Zamanla anlıyorsun ki; emek verdiğin, direndiğin, dualarına dâhil ettiğin herkes seninle aynı niyete sahip değildir. Kimisi seninle oruç tutar ama başka bir kalpte iftar eder. Kimisi seninle mücadele eder gibi görünür ama kazandığı yanında olmaz.
Gerçek sadakat, zor zamanlarda birlikte susabilmek, birlikte sabredebilmek, birlikte bekleyebilmektir. Bayramın anlamı da budur aslında: sabrın ödülünü birlikte kutlamak. Ama bazı insanlar sabırda ortak olur, ödülde payını başkasına taşır.
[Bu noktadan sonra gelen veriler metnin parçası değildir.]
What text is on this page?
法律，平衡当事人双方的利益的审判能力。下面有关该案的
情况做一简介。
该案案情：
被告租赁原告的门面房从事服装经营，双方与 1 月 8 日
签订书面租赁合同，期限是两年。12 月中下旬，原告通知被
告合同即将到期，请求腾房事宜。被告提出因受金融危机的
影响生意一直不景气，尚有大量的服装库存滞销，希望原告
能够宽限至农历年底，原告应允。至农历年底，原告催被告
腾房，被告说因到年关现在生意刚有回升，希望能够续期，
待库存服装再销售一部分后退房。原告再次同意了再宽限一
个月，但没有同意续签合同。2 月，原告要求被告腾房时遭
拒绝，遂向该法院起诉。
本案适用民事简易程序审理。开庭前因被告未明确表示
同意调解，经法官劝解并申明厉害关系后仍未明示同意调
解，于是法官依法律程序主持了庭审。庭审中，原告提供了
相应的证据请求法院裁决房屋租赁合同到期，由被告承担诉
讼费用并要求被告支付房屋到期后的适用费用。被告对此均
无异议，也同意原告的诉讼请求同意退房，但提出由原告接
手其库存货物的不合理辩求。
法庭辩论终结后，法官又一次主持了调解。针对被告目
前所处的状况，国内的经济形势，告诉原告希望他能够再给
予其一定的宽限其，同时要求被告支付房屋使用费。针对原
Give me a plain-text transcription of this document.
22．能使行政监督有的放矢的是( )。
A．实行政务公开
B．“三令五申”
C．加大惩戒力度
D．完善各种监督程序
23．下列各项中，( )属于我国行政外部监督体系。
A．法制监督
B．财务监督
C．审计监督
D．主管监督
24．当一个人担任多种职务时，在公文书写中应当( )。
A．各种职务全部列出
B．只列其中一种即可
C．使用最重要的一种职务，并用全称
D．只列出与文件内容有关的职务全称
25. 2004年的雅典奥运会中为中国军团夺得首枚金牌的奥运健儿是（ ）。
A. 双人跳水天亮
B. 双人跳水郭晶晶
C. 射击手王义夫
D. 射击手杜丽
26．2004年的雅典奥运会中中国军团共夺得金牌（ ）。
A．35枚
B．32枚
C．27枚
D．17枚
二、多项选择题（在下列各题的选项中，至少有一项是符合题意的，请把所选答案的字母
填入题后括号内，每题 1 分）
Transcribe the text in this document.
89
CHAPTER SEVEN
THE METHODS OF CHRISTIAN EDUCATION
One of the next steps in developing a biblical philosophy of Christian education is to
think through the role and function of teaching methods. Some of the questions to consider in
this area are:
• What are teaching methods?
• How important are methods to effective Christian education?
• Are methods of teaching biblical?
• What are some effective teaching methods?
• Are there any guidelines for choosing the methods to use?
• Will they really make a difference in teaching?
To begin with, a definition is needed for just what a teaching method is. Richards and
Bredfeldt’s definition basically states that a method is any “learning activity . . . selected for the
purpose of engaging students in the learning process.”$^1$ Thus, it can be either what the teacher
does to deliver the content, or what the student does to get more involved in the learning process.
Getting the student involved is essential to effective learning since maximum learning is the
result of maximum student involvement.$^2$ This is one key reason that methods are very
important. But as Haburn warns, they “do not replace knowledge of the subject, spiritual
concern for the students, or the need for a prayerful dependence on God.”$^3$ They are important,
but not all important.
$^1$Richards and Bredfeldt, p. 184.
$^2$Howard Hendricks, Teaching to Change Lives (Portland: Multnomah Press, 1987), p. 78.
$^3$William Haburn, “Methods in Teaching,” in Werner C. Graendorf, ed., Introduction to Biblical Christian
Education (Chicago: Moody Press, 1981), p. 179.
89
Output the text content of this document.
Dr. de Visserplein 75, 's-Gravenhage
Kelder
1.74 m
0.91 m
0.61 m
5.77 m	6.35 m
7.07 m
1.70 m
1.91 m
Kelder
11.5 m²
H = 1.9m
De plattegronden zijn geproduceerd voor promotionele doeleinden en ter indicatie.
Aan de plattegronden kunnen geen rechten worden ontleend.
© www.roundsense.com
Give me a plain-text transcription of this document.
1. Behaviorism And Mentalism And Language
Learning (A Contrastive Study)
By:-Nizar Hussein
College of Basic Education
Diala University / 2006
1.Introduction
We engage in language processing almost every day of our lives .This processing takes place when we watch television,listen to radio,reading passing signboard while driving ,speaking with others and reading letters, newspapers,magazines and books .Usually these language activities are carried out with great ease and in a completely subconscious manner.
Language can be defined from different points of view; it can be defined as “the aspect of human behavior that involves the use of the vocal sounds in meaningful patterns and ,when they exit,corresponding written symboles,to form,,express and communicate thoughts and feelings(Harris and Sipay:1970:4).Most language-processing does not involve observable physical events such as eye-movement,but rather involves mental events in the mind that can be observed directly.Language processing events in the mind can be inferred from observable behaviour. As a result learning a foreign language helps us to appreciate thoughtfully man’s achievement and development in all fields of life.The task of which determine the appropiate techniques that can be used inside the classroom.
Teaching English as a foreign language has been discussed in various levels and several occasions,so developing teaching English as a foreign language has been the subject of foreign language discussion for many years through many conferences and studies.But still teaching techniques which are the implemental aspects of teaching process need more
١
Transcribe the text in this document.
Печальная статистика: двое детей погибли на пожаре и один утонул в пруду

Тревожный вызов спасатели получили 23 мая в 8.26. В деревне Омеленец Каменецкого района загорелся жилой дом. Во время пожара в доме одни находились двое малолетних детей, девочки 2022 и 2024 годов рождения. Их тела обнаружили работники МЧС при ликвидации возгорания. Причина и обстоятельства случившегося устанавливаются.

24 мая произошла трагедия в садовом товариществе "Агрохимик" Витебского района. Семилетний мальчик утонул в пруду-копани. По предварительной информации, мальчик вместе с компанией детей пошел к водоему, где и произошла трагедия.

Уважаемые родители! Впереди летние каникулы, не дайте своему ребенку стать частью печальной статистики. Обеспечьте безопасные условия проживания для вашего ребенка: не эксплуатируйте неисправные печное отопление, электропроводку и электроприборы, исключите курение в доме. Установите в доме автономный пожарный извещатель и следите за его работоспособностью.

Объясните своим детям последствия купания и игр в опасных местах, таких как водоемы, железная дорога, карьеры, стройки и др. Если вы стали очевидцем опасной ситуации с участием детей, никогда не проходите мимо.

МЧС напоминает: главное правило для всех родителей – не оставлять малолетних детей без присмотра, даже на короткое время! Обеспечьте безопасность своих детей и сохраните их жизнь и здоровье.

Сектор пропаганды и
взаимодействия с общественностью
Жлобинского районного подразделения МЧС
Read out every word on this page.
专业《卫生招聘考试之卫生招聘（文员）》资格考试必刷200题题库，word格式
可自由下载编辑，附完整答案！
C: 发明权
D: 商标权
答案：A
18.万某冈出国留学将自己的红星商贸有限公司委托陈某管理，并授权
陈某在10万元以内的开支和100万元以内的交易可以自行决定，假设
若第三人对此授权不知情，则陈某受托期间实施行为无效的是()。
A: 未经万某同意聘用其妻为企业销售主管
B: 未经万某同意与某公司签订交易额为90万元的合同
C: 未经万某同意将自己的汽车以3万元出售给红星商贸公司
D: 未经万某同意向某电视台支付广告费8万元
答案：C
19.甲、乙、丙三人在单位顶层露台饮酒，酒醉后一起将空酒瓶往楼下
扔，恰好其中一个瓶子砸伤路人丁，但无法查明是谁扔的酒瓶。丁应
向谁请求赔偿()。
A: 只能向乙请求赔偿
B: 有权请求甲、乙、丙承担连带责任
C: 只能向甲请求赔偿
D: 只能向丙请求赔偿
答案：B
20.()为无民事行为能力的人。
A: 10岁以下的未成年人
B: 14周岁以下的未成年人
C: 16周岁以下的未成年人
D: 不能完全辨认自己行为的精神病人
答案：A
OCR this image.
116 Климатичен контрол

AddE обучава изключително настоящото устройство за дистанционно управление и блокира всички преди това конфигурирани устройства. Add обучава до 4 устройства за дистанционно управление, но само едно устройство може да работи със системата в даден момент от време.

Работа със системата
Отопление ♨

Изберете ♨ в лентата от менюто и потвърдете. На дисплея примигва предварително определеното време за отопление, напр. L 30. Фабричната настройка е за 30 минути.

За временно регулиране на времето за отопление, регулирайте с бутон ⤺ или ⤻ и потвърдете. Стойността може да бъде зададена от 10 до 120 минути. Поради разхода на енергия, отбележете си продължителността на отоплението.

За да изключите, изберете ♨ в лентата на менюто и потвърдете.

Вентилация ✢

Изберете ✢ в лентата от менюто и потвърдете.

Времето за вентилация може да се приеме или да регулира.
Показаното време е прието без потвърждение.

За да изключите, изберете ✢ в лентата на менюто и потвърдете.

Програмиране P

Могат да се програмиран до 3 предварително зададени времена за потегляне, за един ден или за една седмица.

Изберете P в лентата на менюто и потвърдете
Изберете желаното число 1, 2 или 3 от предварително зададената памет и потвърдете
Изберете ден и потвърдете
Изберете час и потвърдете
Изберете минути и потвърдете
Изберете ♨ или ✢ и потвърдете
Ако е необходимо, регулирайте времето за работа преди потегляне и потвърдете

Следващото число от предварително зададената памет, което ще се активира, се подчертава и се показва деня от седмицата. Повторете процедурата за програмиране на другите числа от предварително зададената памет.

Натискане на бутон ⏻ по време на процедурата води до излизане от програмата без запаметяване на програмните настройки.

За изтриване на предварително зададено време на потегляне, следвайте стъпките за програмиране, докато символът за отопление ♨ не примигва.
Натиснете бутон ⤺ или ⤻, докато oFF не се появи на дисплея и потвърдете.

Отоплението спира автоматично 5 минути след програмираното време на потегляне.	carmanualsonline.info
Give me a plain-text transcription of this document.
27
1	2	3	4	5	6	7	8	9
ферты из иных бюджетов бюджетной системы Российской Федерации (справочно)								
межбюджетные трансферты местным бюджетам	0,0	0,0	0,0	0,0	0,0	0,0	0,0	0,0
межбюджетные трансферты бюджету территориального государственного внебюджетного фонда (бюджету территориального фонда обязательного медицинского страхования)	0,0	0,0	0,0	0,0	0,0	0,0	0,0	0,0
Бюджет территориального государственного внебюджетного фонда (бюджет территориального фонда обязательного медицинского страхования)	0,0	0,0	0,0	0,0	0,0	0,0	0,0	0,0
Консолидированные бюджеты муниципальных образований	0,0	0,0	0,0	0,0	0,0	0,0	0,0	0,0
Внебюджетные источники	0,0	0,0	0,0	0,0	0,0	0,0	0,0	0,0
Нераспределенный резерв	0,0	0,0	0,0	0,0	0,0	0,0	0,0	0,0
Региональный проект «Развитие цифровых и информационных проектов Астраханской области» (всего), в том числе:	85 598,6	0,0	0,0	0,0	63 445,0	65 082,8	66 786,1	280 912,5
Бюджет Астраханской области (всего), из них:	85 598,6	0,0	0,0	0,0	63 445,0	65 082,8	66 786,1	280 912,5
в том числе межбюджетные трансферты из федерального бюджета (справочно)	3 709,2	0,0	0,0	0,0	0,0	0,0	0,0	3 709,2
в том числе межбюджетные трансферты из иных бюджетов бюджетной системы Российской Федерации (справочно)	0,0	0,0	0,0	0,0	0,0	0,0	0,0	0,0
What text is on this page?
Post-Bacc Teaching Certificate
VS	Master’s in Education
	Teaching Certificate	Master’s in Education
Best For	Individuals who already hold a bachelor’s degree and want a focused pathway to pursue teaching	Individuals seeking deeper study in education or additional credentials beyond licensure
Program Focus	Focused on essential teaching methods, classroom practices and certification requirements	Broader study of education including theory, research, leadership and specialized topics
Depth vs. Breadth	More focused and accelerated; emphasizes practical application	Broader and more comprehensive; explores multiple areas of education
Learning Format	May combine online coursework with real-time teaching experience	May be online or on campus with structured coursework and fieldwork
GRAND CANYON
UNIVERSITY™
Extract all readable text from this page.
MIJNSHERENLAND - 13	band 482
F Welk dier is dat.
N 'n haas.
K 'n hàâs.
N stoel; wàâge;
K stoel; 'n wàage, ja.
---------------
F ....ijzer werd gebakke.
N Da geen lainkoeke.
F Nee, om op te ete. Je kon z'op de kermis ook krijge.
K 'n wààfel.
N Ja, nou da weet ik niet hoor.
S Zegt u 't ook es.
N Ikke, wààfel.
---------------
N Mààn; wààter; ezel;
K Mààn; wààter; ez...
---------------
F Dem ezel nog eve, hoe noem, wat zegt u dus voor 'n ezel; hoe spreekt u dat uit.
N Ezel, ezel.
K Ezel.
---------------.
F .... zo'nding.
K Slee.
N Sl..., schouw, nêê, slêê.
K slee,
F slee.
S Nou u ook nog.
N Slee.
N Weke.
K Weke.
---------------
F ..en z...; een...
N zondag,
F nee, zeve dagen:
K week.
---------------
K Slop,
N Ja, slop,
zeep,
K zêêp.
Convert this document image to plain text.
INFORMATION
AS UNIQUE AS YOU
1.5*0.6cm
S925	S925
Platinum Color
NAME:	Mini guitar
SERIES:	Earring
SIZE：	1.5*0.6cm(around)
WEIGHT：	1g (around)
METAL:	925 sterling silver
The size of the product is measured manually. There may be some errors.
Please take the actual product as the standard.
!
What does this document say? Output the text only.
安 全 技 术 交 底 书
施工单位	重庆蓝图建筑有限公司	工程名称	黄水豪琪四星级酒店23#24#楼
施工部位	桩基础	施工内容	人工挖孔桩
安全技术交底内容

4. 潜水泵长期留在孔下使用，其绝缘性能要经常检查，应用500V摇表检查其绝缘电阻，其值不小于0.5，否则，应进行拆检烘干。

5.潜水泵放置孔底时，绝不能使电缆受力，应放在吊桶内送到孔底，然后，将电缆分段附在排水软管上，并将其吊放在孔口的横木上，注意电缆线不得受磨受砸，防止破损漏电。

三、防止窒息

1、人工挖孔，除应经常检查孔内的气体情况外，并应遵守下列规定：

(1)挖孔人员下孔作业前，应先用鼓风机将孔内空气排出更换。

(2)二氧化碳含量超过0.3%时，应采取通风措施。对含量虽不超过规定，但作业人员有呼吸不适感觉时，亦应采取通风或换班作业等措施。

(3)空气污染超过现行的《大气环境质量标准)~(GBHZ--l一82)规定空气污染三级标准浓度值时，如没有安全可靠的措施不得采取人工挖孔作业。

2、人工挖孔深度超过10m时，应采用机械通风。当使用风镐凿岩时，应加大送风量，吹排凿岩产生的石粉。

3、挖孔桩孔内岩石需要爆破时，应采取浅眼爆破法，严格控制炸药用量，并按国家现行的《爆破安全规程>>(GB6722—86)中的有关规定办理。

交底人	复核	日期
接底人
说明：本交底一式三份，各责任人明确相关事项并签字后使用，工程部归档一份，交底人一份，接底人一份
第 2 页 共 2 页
İşte o yüzden, büyüdükçe uzak durmayı öğreniyorsun. Yarım kalmış niyetlerden, eksik sevdalardan, samimiyeti sadece işine geldiğinde yaşayanlardan… Çünkü orucu seninle tutup bayramı başkasıyla yapan, sadece seni değil; sadakati, emeği, samimiyeti de kandırmıştır.
Ve sen, artık kandırılmak değil, inanmak istiyorsundur.
Bir gün biri gelecek… O, sadece seninle oruç tutmayacak. Aynı sofrada, aynı dualarda, aynı yürekle bayrama varacak. Çünkü bazı bayramlar iki kalp arasında kutlanır, dünya duysa da duymasa da.